The Ford has committed up to $1bn; the Kellogg, $300m; the Mellon, $200m; the MacArthur, $125m; and the Doris Duke, $100m.
In a radical departure from the fiscal restraint that is customary for foundations during periods of economic strain, three of the five—the Ford, the Doris Duke and the MacArthur—have decided to borrow money to cover the increase in what they distribute, issuing long-term bonds, leaders of the foundations said in a video call with news organisations this morning. The Mellon and the Kellogg foundations are still deliberating their funding strategies, although their boards have already approved the extra payouts.
The Ford Foundation, for example, which is borrowing $1bn, will be issuing AAA-rated social bonds that will be marketed by all the major financial firms, said Darren Walker, the foundation’s president. (Such debt instruments are used to finance projects that result in a positive social outcome.) He emphasised that grant-making would not be reduced to service debt.
“Covid-19 presents an existential threat to nonprofits, and we must respond in creative and innovative ways,” Walker said in a joint statement issued by the foundations. “The pandemic has brought into sharp relief the results of decades of growing inequality. The virus is only compounding that inequality, taking a disproportionate toll on the poor, people of colour, immigrants, people with disabilities, and others who were already marginalised before the crisis hit.”
“Our goal for the additional funds is to help shore up, strengthen and deepen the resilience of key organisations that are advancing the fight against inequality and injustice at a time when the need is greatest,” he said.
The foundations noted that nonprofits in the US employ more than 10% of the nation’s private work force of around 12.3 million people. Yet a Nonprofit Finance Fund survey from 2018 indicates that nearly 75% of nonprofits lack six months of cash reserves, they added.
Currently nonprofits are reeling from the impact of cancelled artistic seasons, postponed revenue-generating events, reduced corporate sponsorship and budget shortfalls for contributing state and city governments, the foundations noted. In a recent CAF America survey, they pointed out, 73% of nonprofits said they had already witnessed a decline in contributions and expected their revenue to drop by more than 20% over the next year even as the pandemic increases the need for their services.

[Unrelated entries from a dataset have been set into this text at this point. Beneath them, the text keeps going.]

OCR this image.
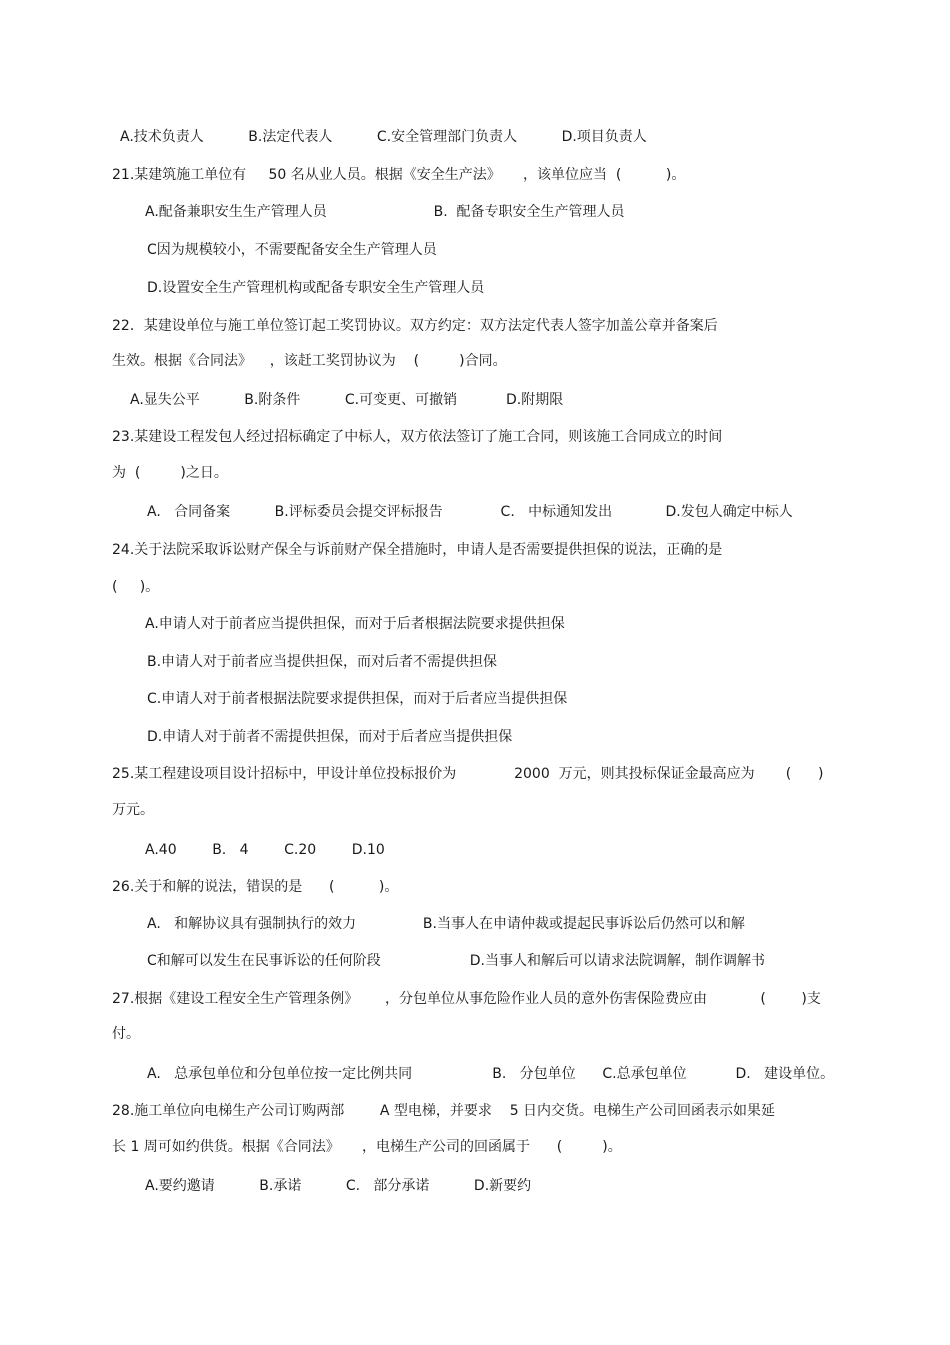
A.技术负责人          B.法定代表人          C.安全管理部门负责人          D.项目负责人
21.某建筑施工单位有     50 名从业人员。根据《安全生产法》     ，该单位应当  (          )。
A.配备兼职安生生产管理人员                        B.  配备专职安全生产管理人员
C因为规模较小，不需要配备安全生产管理人员
D.设置安全生产管理机构或配备专职安全生产管理人员
22．某建设单位与施工单位签订起工奖罚协议。双方约定：双方法定代表人签字加盖公章并备案后
生效。根据《合同法》    ，该赶工奖罚协议为    (         )合同。
A.显失公平          B.附条件          C.可变更、可撤销           D.附期限
23.某建设工程发包人经过招标确定了中标人，双方依法签订了施工合同，则该施工合同成立的时间
为  (         )之日。
A.   合同备案          B.评标委员会提交评标报告             C.   中标通知发出            D.发包人确定中标人
24.关于法院采取诉讼财产保全与诉前财产保全措施时，申请人是否需要提供担保的说法，正确的是
(     )。
A.申请人对于前者应当提供担保，而对于后者根据法院要求提供担保
B.申请人对于前者应当提供担保，而对后者不需提供担保
C.申请人对于前者根据法院要求提供担保，而对于后者应当提供担保
D.申请人对于前者不需提供担保，而对于后者应当提供担保
25.某工程建设项目设计招标中，甲设计单位投标报价为             2000  万元，则其投标保证金最高应为       (      )
万元。
A.40        B.   4        C.20        D.10
26.关于和解的说法，错误的是      (          )。
A.   和解协议具有强制执行的效力               B.当事人在申请仲裁或提起民事诉讼后仍然可以和解
C和解可以发生在民事诉讼的任何阶段                    D.当事人和解后可以请求法院调解，制作调解书
27.根据《建设工程安全生产管理条例》      ，分包单位从事危险作业人员的意外伤害保险费应由            (        )支
付。
A.   总承包单位和分包单位按一定比例共同                  B.   分包单位      C.总承包单位           D.   建设单位。
28.施工单位向电梯生产公司订购两部        A 型电梯，并要求    5 日内交货。电梯生产公司回函表示如果延
长 1 周可如约供货。根据《合同法》     ，电梯生产公司的回函属于      (         )。
A.要约邀请          B.承诺          C.   部分承诺          D.新要约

The foundation leaders agreed that the current crisis for arts organisations and other nonprofits is urgent and unprecedented—far more significant, for example, than the impact of the 9/11 terrorist attacks or the 2008-09 recession—and that urgent concerted action is vital to recovery. In the video call, John Palfrey, president of the John D. and Catherine T. MacArthur Foundation, compared the current moment to the 1918 Spanish flu pandemic, the bread lines and “whiff of authoritarianism” of 1933, and the 1968 civil rights protests and riots—with the associated promise of social change—rolled into one. “We, out of that mix, I think, have an extraordinary possibility to create a new future,” he said.

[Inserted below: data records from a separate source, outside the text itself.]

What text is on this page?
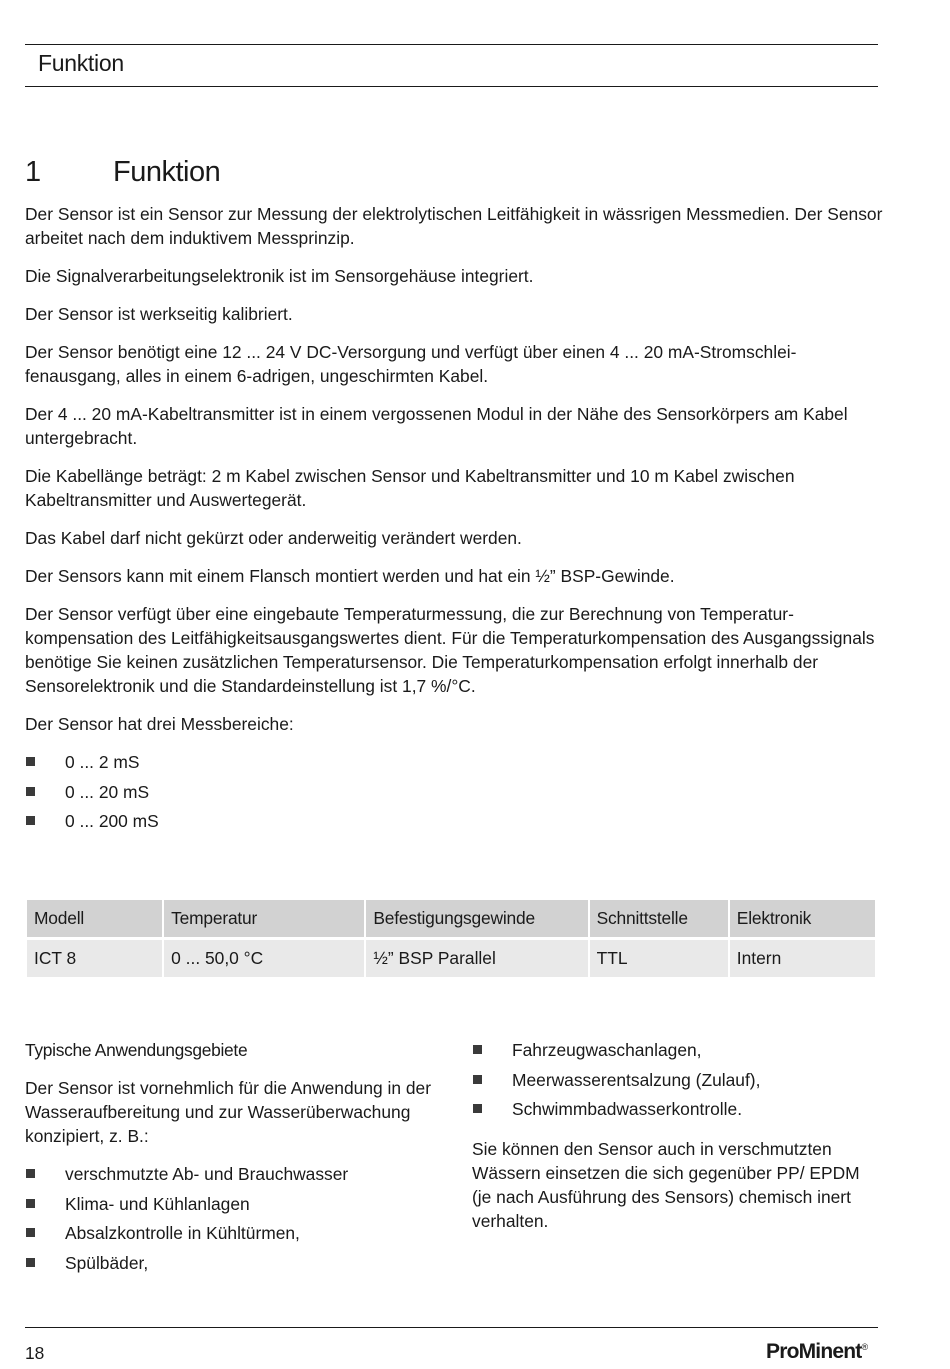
Funktion
1 Funktion

Der Sensor ist ein Sensor zur Messung der elektrolytischen Leitfähigkeit in wässrigen Messmedien. Der Sensor arbeitet nach dem induktivem Messprinzip.

Die Signalverarbeitungselektronik ist im Sensorgehäuse integriert.

Der Sensor ist werkseitig kalibriert.

Der Sensor benötigt eine 12 ... 24 V DC-Versorgung und verfügt über einen 4 ... 20 mA-Stromschleifenausgang, alles in einem 6-adrigen, ungeschirmten Kabel.

Der 4 ... 20 mA-Kabeltransmitter ist in einem vergossenen Modul in der Nähe des Sensorkörpers am Kabel untergebracht.

Die Kabellänge beträgt: 2 m Kabel zwischen Sensor und Kabeltransmitter und 10 m Kabel zwischen Kabeltransmitter und Auswertegerät.

Das Kabel darf nicht gekürzt oder anderweitig verändert werden.

Der Sensors kann mit einem Flansch montiert werden und hat ein ½” BSP-Gewinde.

Der Sensor verfügt über eine eingebaute Temperaturmessung, die zur Berechnung von Temperaturkompensation des Leitfähigkeitsausgangswertes dient. Für die Temperaturkompensation des Ausgangssignals benötige Sie keinen zusätzlichen Temperatursensor. Die Temperaturkompensation erfolgt innerhalb der Sensorelektronik und die Standardeinstellung ist 1,7 %/°C.

Der Sensor hat drei Messbereiche:

0 ... 2 mS
0 ... 20 mS
0 ... 200 mS
Modell	Temperatur	Befestigungsgewinde	Schnittstelle	Elektronik
ICT 8	0 ... 50,0 °C	½” BSP Parallel	TTL	Intern
Typische Anwendungsgebiete

Der Sensor ist vornehmlich für die Anwendung in der Wasseraufbereitung und zur Wasserüberwachung konzipiert, z. B.:

verschmutzte Ab- und Brauchwasser
Klima- und Kühlanlagen
Absalzkontrolle in Kühltürmen,
Spülbäder,
Fahrzeugwaschanlagen,
Meerwasserentsalzung (Zulauf),
Schwimmbadwasserkontrolle.

Sie können den Sensor auch in verschmutzten Wässern einsetzen die sich gegenüber PP/ EPDM (je nach Ausführung des Sensors) chemisch inert verhalten.

18	ProMinent®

“Together, we are experiencing the extraordinary pain of a pandemic, an economic depression, and relentless violence and racial threats against African Americans,” said Elizabeth Alexander, president of the Andrew W. Mellon Foundation, which is the nation’s biggest funder of arts, culture and the humanities. “The transformative and provocative power of artists, cultural institutions, and humanities scholars will prove even more essential to our country's future vitality.”